Adding to previous caution toward cinema, the global economic downturn fosters hesitation toward spending on tickets. While even during the previous economic downturn, the movie industry survived, its charm is no longer the same currency as before. Rather, a large population prefers other entertainment such as gaming or social gatherings. The pattern of risk aversion toward newly tested ideas became entrenched. These reasons lead to one conclusion: the key issue is “value for money.”

Increasing this “value” was quite simple—grabbing the audience’s attention as much as possible. And the simplest method was building stories centered on already tested ideas, or the production of sequels or remakes. These strategies, focusing on selling nostalgia, can be successful within certain limitations and might even be a pragmatic strategy to regain financial profit in the short term. The revenues for each of these sequels were often over $500 million globally, even when critical acclaim was lukewarm. How much it will increase in the long term remains to be seen.

Potentially seen as the savior of the industry, this trend has its ending—audience fatigue, and ultimately, financial decline. As shown by live remakes of Disney movies, engagement and anticipation dropped sharply soon after, as movies became predictable. The only way for the long term is the creation of new art, or, in other words, the restoration of the balance.
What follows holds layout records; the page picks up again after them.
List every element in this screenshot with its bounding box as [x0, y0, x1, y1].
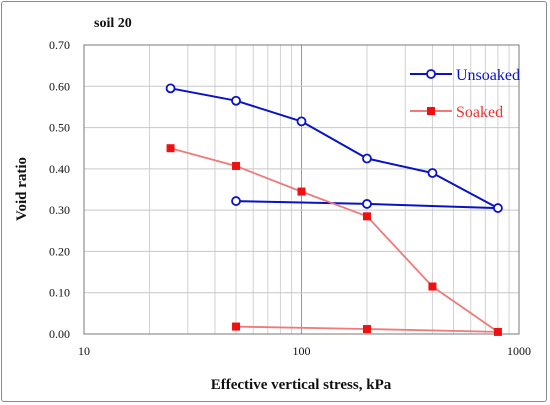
legend-marker-soaked — [427, 107, 435, 115]
chart-title: soil 20 — [94, 16, 132, 31]
y-tick-label: 0.50 — [49, 121, 70, 135]
data-point-soaked — [232, 322, 241, 331]
x-tick-label: 1000 — [507, 344, 531, 358]
series-line-soaked — [170, 147, 499, 333]
x-tick-labels: 10 100 1000 — [78, 344, 531, 358]
data-point-unsoaked — [362, 153, 372, 164]
data-point-soaked — [297, 187, 306, 196]
data-point-unsoaked — [165, 83, 176, 94]
data-point-soaked — [166, 144, 175, 153]
y-tick-label: 0.20 — [49, 244, 70, 258]
series-soaked — [166, 144, 502, 336]
series-unsoaked — [165, 83, 503, 213]
y-axis-label: Void ratio — [14, 157, 30, 221]
legend: Unsoaked Soaked — [410, 67, 520, 121]
y-tick-label: 0.70 — [49, 38, 70, 52]
y-tick-label: 0.40 — [49, 162, 70, 176]
x-axis-label: Effective vertical stress, kPa — [211, 377, 392, 393]
data-point-unsoaked — [362, 199, 372, 209]
data-point-soaked — [362, 212, 371, 221]
data-point-soaked — [232, 161, 241, 170]
y-tick-label: 0.60 — [49, 79, 70, 93]
data-point-unsoaked — [427, 168, 438, 178]
data-point-soaked — [428, 282, 437, 291]
legend-item-soaked: Soaked — [410, 104, 503, 121]
data-point-unsoaked — [493, 203, 503, 213]
data-point-unsoaked — [231, 95, 241, 106]
series — [165, 83, 503, 336]
y-tick-labels: 0.00 0.10 0.20 0.30 0.40 0.50 0.60 0.70 — [49, 38, 70, 341]
x-tick-label: 100 — [293, 344, 311, 358]
legend-label-unsoaked: Unsoaked — [456, 67, 520, 84]
series-line-unsoaked — [170, 87, 499, 210]
y-tick-label: 0.10 — [49, 286, 70, 300]
data-point-soaked — [362, 325, 371, 334]
plot-area-border — [83, 44, 520, 335]
y-tick-label: 0.00 — [49, 327, 70, 341]
legend-label-soaked: Soaked — [456, 104, 503, 121]
x-tick-label: 10 — [78, 344, 90, 358]
y-tick-label: 0.30 — [49, 203, 70, 217]
legend-item-unsoaked: Unsoaked — [410, 67, 520, 84]
data-point-soaked — [493, 327, 502, 336]
data-point-unsoaked — [231, 196, 241, 206]
data-point-unsoaked — [296, 116, 307, 127]
legend-marker-unsoaked — [426, 69, 436, 79]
As these emotional values are an essential component of films, these genuine feelings, as part of the formula, cause the audience to divert from the emotional storylines the film posits. No one is going to love fake. It is impossible to draw genuine feelings with fakeness. Genuine feelings don't occur with simple words. Even behaviors, music, or the simplest exchange could induce it. Still, with the formula, only the exchange of dialogue covers all. Their balance of reality and idealism is off, and now these ‘emotions’ are purely capitalized. Now, capitalism has put on its mask of romanticization.